El príncipe agonizaba a solas.
Entonces
la madre se arrastró hasta las puertas del palacio, y tanto hizo que la dejaron
entrar como enfermera. Su hijo estaba en un soberbio lecho de damasco, bajo un dosel
de púrpura. Su rostro desparecía, devorado por una lepra monstruosa.
–Hermoso
mío –dijo la madre–. Yo te salvaré.
Y
lo besó y cuidó amorosamente hasta la noche.
Pero
a medianoche vino la Muerte por el príncipe.
–Muerte,
ten compasión de mí –suplicó la madre–. Lleva a esta anciana decrépita, y no a este
joven lleno de vigor. Permítele vivir, y engendrar para ti nuevos mortales.
–¿Cuál
de los dos? –preguntó sonriendo la Muerte al leproso.
El
príncipe alargó su diestra descarnada y señaló a su madre, que lanzó un grito de
alegría.
–¡Gracias,
hijo mío!
Y
la Muerte la tomó en brazos, y la arrebató sin esfuerzo, porque pesaba menos que
un fantasma.
Al
día siguiente, el príncipe apareció sano y robusto ante su corte. Más tarde fue
rey, y reinó mucho tiempo, y tuvo muchos hijos, y gozó de todos los deleites de
la tierra.
Pero
su barba blanca alcanzó a sus rodillas, y sus huesos se secaron. Le llegó su hora,
y llamó a su madre.
–¿Qué
quieres, niño mío? –suspiró en silencio.
–¡Salvarme!
–Hijo
mío, yo fui; ya no soy nada, sino un dolor sin cuerpo. Quizá me oíste gemir en el
viento y llorar con la lluvia en tus cristales. En mí no quedó sustancia ni energía.

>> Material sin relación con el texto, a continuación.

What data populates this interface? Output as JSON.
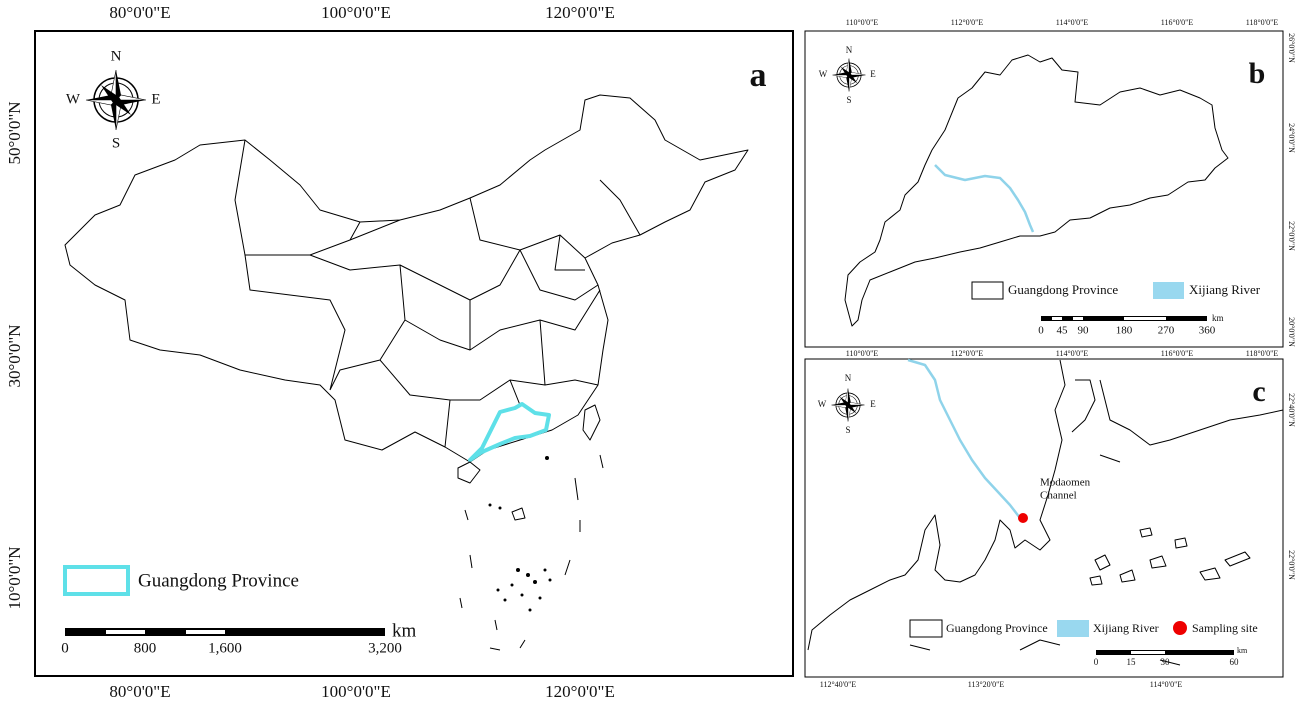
{
  "panels": [
    {
      "letter": "a",
      "top_labels": [
        "80°0'0\"E",
        "100°0'0\"E",
        "120°0'0\"E"
      ],
      "bottom_labels": [
        "80°0'0\"E",
        "100°0'0\"E",
        "120°0'0\"E"
      ],
      "side_labels": [
        "50°0'0\"N",
        "30°0'0\"N",
        "10°0'0\"N"
      ],
      "compass": [
        "N",
        "S",
        "W",
        "E"
      ],
      "legend": [
        "Guangdong Province"
      ],
      "scale_unit": "km",
      "scale_labels": [
        "0",
        "800",
        "1,600",
        "3,200"
      ]
    },
    {
      "letter": "b",
      "top_labels": [
        "110°0'0\"E",
        "112°0'0\"E",
        "114°0'0\"E",
        "116°0'0\"E",
        "118°0'0\"E"
      ],
      "bottom_labels": [
        "110°0'0\"E",
        "112°0'0\"E",
        "114°0'0\"E",
        "116°0'0\"E",
        "118°0'0\"E"
      ],
      "side_labels": [
        "26°0'0\"N",
        "24°0'0\"N",
        "22°0'0\"N",
        "20°0'0\"N"
      ],
      "compass": [
        "N",
        "S",
        "W",
        "E"
      ],
      "legend": [
        "Guangdong Province",
        "Xijiang River"
      ],
      "scale_unit": "km",
      "scale_labels": [
        "0",
        "45",
        "90",
        "180",
        "270",
        "360"
      ]
    },
    {
      "letter": "c",
      "bottom_labels": [
        "112°40'0\"E",
        "113°20'0\"E",
        "114°0'0\"E"
      ],
      "side_labels": [
        "22°40'0\"N",
        "22°0'0\"N"
      ],
      "compass": [
        "N",
        "S",
        "W",
        "E"
      ],
      "annotation": [
        "Modaomen",
        "Channel"
      ],
      "legend": [
        "Guangdong Province",
        "Xijiang River",
        "Sampling site"
      ],
      "scale_unit": "km",
      "scale_labels": [
        "0",
        "15",
        "30",
        "60"
      ]
    }
  ]
}
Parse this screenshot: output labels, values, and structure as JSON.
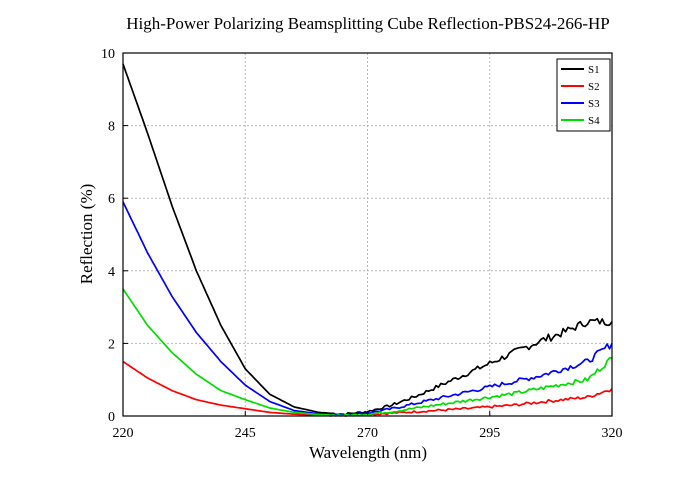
{
  "chart_data": {
    "type": "line",
    "title": "High-Power Polarizing Beamsplitting Cube Reflection-PBS24-266-HP",
    "xlabel": "Wavelength (nm)",
    "ylabel": "Reflection (%)",
    "xlim": [
      220,
      320
    ],
    "ylim": [
      0,
      10
    ],
    "xticks": [
      220,
      245,
      270,
      295,
      320
    ],
    "yticks": [
      0,
      2,
      4,
      6,
      8,
      10
    ],
    "grid": true,
    "legend_position": "top-right",
    "series": [
      {
        "name": "S1",
        "color": "#000000",
        "x": [
          220,
          225,
          230,
          235,
          240,
          245,
          250,
          255,
          260,
          265,
          270,
          275,
          280,
          285,
          290,
          295,
          300,
          305,
          310,
          315,
          320
        ],
        "y": [
          9.7,
          7.8,
          5.8,
          4.0,
          2.5,
          1.3,
          0.6,
          0.25,
          0.1,
          0.05,
          0.12,
          0.3,
          0.55,
          0.85,
          1.15,
          1.45,
          1.75,
          2.05,
          2.3,
          2.6,
          2.6
        ]
      },
      {
        "name": "S2",
        "color": "#ff0000",
        "x": [
          220,
          225,
          230,
          235,
          240,
          245,
          250,
          255,
          260,
          265,
          270,
          275,
          280,
          285,
          290,
          295,
          300,
          305,
          310,
          315,
          320
        ],
        "y": [
          1.5,
          1.05,
          0.7,
          0.45,
          0.3,
          0.2,
          0.1,
          0.05,
          0.02,
          0.02,
          0.04,
          0.08,
          0.12,
          0.16,
          0.2,
          0.25,
          0.3,
          0.38,
          0.45,
          0.52,
          0.75
        ]
      },
      {
        "name": "S3",
        "color": "#0000ff",
        "x": [
          220,
          225,
          230,
          235,
          240,
          245,
          250,
          255,
          260,
          265,
          270,
          275,
          280,
          285,
          290,
          295,
          300,
          305,
          310,
          315,
          320
        ],
        "y": [
          5.9,
          4.5,
          3.3,
          2.3,
          1.5,
          0.85,
          0.4,
          0.15,
          0.06,
          0.03,
          0.08,
          0.2,
          0.35,
          0.5,
          0.65,
          0.8,
          0.95,
          1.1,
          1.3,
          1.5,
          2.0
        ]
      },
      {
        "name": "S4",
        "color": "#00dd00",
        "x": [
          220,
          225,
          230,
          235,
          240,
          245,
          250,
          255,
          260,
          265,
          270,
          275,
          280,
          285,
          290,
          295,
          300,
          305,
          310,
          315,
          320
        ],
        "y": [
          3.5,
          2.5,
          1.75,
          1.15,
          0.7,
          0.45,
          0.22,
          0.1,
          0.04,
          0.02,
          0.05,
          0.12,
          0.22,
          0.32,
          0.42,
          0.52,
          0.62,
          0.75,
          0.88,
          1.0,
          1.6
        ]
      }
    ]
  }
}
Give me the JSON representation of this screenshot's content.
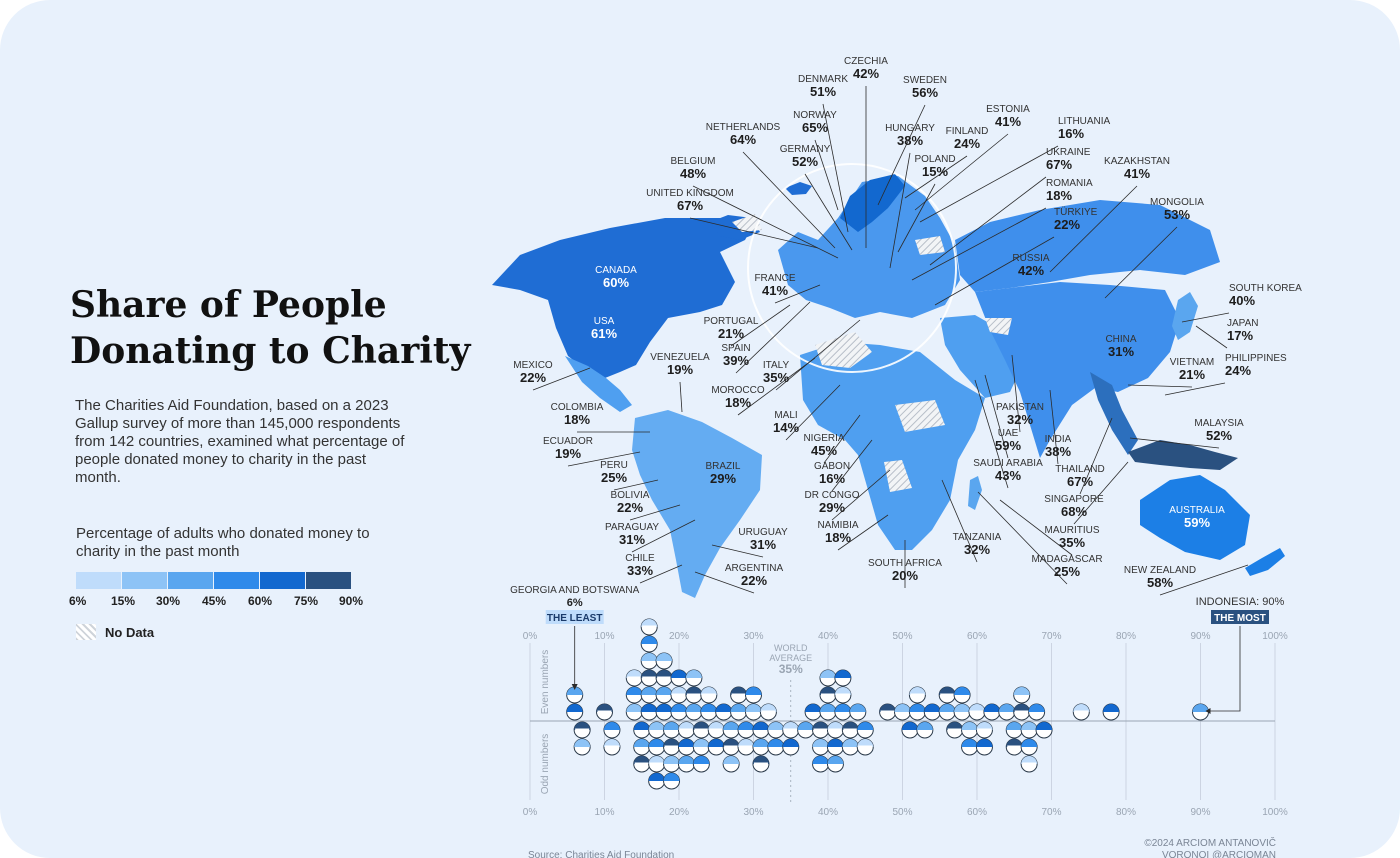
{
  "title_line1": "Share of People",
  "title_line2": "Donating to Charity",
  "description": "The Charities Aid Foundation, based on a 2023 Gallup survey of more than 145,000 respondents from 142 countries, examined what percentage of people donated money to charity in the past month.",
  "legend": {
    "title": "Percentage of adults who donated money to charity in the past month",
    "ticks": [
      "6%",
      "15%",
      "30%",
      "45%",
      "60%",
      "75%",
      "90%"
    ],
    "colors": [
      "#bfdcfb",
      "#8dc3f6",
      "#5aa6ef",
      "#2f8aea",
      "#1268cf",
      "#2a5180"
    ],
    "no_data": "No Data"
  },
  "credit_line1": "©2024 ARCIOM ANTANOVIČ",
  "credit_line2": "VORONOI @ARCIOMAN",
  "source": "Source: Charities Aid Foundation",
  "chart_data": [
    {
      "type": "choropleth",
      "value_unit": "%",
      "countries": [
        {
          "name": "CZECHIA",
          "value": 42
        },
        {
          "name": "DENMARK",
          "value": 51
        },
        {
          "name": "SWEDEN",
          "value": 56
        },
        {
          "name": "ESTONIA",
          "value": 41
        },
        {
          "name": "NORWAY",
          "value": 65
        },
        {
          "name": "NETHERLANDS",
          "value": 64
        },
        {
          "name": "HUNGARY",
          "value": 38
        },
        {
          "name": "FINLAND",
          "value": 24
        },
        {
          "name": "LITHUANIA",
          "value": 16
        },
        {
          "name": "GERMANY",
          "value": 52
        },
        {
          "name": "BELGIUM",
          "value": 48
        },
        {
          "name": "POLAND",
          "value": 15
        },
        {
          "name": "UKRAINE",
          "value": 67
        },
        {
          "name": "KAZAKHSTAN",
          "value": 41
        },
        {
          "name": "UNITED KINGDOM",
          "value": 67
        },
        {
          "name": "ROMANIA",
          "value": 18
        },
        {
          "name": "TÜRKIYE",
          "value": 22
        },
        {
          "name": "MONGOLIA",
          "value": 53
        },
        {
          "name": "CANADA",
          "value": 60
        },
        {
          "name": "FRANCE",
          "value": 41
        },
        {
          "name": "RUSSIA",
          "value": 42
        },
        {
          "name": "SOUTH KOREA",
          "value": 40
        },
        {
          "name": "USA",
          "value": 61
        },
        {
          "name": "PORTUGAL",
          "value": 21
        },
        {
          "name": "JAPAN",
          "value": 17
        },
        {
          "name": "SPAIN",
          "value": 39
        },
        {
          "name": "CHINA",
          "value": 31
        },
        {
          "name": "MEXICO",
          "value": 22
        },
        {
          "name": "VENEZUELA",
          "value": 19
        },
        {
          "name": "ITALY",
          "value": 35
        },
        {
          "name": "VIETNAM",
          "value": 21
        },
        {
          "name": "PHILIPPINES",
          "value": 24
        },
        {
          "name": "MOROCCO",
          "value": 18
        },
        {
          "name": "COLOMBIA",
          "value": 18
        },
        {
          "name": "PAKISTAN",
          "value": 32
        },
        {
          "name": "MALI",
          "value": 14
        },
        {
          "name": "MALAYSIA",
          "value": 52
        },
        {
          "name": "UAE",
          "value": 59
        },
        {
          "name": "ECUADOR",
          "value": 19
        },
        {
          "name": "NIGERIA",
          "value": 45
        },
        {
          "name": "INDIA",
          "value": 38
        },
        {
          "name": "BRAZIL",
          "value": 29
        },
        {
          "name": "SAUDI ARABIA",
          "value": 43
        },
        {
          "name": "PERU",
          "value": 25
        },
        {
          "name": "GABON",
          "value": 16
        },
        {
          "name": "THAILAND",
          "value": 67
        },
        {
          "name": "BOLIVIA",
          "value": 22
        },
        {
          "name": "DR CONGO",
          "value": 29
        },
        {
          "name": "SINGAPORE",
          "value": 68
        },
        {
          "name": "AUSTRALIA",
          "value": 59
        },
        {
          "name": "PARAGUAY",
          "value": 31
        },
        {
          "name": "URUGUAY",
          "value": 31
        },
        {
          "name": "NAMIBIA",
          "value": 18
        },
        {
          "name": "MAURITIUS",
          "value": 35
        },
        {
          "name": "TANZANIA",
          "value": 32
        },
        {
          "name": "CHILE",
          "value": 33
        },
        {
          "name": "MADAGASCAR",
          "value": 25
        },
        {
          "name": "ARGENTINA",
          "value": 22
        },
        {
          "name": "SOUTH AFRICA",
          "value": 20
        },
        {
          "name": "NEW ZEALAND",
          "value": 58
        }
      ]
    },
    {
      "type": "scatter",
      "x_axis": {
        "ticks": [
          "0%",
          "10%",
          "20%",
          "30%",
          "40%",
          "50%",
          "60%",
          "70%",
          "80%",
          "90%",
          "100%"
        ],
        "range": [
          0,
          100
        ]
      },
      "row_labels": {
        "top": "Even numbers",
        "bottom": "Odd numbers"
      },
      "least": {
        "name": "GEORGIA AND BOTSWANA",
        "value": 6,
        "value_label": "6%",
        "tag": "THE LEAST"
      },
      "most": {
        "name": "INDONESIA",
        "value": 90,
        "value_label": "90%",
        "tag": "THE MOST"
      },
      "world_average": {
        "label_line1": "WORLD",
        "label_line2": "AVERAGE",
        "value": 35,
        "value_label": "35%"
      },
      "even_counts": [
        [
          6,
          2
        ],
        [
          10,
          1
        ],
        [
          14,
          3
        ],
        [
          16,
          6
        ],
        [
          18,
          4
        ],
        [
          20,
          3
        ],
        [
          22,
          3
        ],
        [
          24,
          2
        ],
        [
          26,
          1
        ],
        [
          28,
          2
        ],
        [
          30,
          2
        ],
        [
          32,
          1
        ],
        [
          38,
          1
        ],
        [
          40,
          3
        ],
        [
          42,
          3
        ],
        [
          44,
          1
        ],
        [
          48,
          1
        ],
        [
          50,
          1
        ],
        [
          52,
          2
        ],
        [
          54,
          1
        ],
        [
          56,
          2
        ],
        [
          58,
          2
        ],
        [
          60,
          1
        ],
        [
          62,
          1
        ],
        [
          64,
          1
        ],
        [
          66,
          2
        ],
        [
          68,
          1
        ],
        [
          74,
          1
        ],
        [
          78,
          1
        ],
        [
          90,
          1
        ]
      ],
      "odd_counts": [
        [
          7,
          2
        ],
        [
          11,
          2
        ],
        [
          15,
          3
        ],
        [
          17,
          4
        ],
        [
          19,
          4
        ],
        [
          21,
          3
        ],
        [
          23,
          3
        ],
        [
          25,
          2
        ],
        [
          27,
          3
        ],
        [
          29,
          2
        ],
        [
          31,
          3
        ],
        [
          33,
          2
        ],
        [
          35,
          2
        ],
        [
          37,
          1
        ],
        [
          39,
          3
        ],
        [
          41,
          3
        ],
        [
          43,
          2
        ],
        [
          45,
          2
        ],
        [
          51,
          1
        ],
        [
          53,
          1
        ],
        [
          57,
          1
        ],
        [
          59,
          2
        ],
        [
          61,
          2
        ],
        [
          65,
          2
        ],
        [
          67,
          3
        ],
        [
          69,
          1
        ]
      ]
    }
  ]
}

Soy menos que el recuerdo de una sombra. Ni siquiera puedo reunir mis lágrimas para
ti. Soy tu madre muerta.
–¡Madre
cruel, madre amarga, maldita seas mil veces! –exclamó el moribundo.
–¿Cuál
es mi crimen? –sollozó el silencio.
–¿Para
qué me diste la vida, si no me diste la inmortalidad?